I am a victim of the recent twists and turns in the mortgage sector but I believe packagers will continue to have a place in the distribution chain.
That said, part of the survival game – and that’s what mortgage distribution is going to be – will be played out this year.
Keys to winning this game include taking immediate action to reduce the amount of money spent on things that are nice to have rather than must-haves. Packagers that have already taken action in this regard are well placed to survive.
It’s also becoming clear that lenders are not as safe as we used to think. Many new market entrants have already bitten the dust and now even balance sheet lenders are shedding jobs and cutting their mortgage volumes.
As this process continues, packagers will notice some significant changes in their lender partners. If lenders don’t want massive business volumes they won’t have to fall over themselves to pay the generous fees and marketing allowances of yesteryear.

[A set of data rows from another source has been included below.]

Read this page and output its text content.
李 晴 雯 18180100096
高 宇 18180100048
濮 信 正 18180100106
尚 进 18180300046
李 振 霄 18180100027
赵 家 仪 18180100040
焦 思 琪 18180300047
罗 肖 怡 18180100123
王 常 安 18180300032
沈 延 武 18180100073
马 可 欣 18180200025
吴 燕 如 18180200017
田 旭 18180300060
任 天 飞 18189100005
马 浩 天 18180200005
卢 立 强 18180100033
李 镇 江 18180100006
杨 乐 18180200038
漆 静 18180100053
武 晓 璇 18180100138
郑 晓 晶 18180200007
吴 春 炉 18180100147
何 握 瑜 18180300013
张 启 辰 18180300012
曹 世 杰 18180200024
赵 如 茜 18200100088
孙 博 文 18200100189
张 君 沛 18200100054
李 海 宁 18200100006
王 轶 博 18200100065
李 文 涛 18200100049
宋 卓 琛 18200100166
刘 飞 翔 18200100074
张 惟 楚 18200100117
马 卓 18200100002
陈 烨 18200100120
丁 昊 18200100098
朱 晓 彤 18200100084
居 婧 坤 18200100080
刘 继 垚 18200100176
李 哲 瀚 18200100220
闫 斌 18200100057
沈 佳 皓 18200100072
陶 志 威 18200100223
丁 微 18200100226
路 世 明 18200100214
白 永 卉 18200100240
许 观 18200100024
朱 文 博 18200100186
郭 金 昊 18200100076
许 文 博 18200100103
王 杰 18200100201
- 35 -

Lenders are also considering exclusive products and having to look for best value in terms of getting their deals to market. So they are in the driving seat and I suspect this will remain the case for most of 2008.
Packagers that have invested seriously in technology will be among the survivors and Jupp’s firm is clearly in that category. But the technology race is still to be run to its finish and once again we will see some winners and many also-rans.
In the meantime, packagers that take the pain – and sadly that means more job losses and serious cost cutting in the next few months – are the ones that will take this industry to the next phase of its development.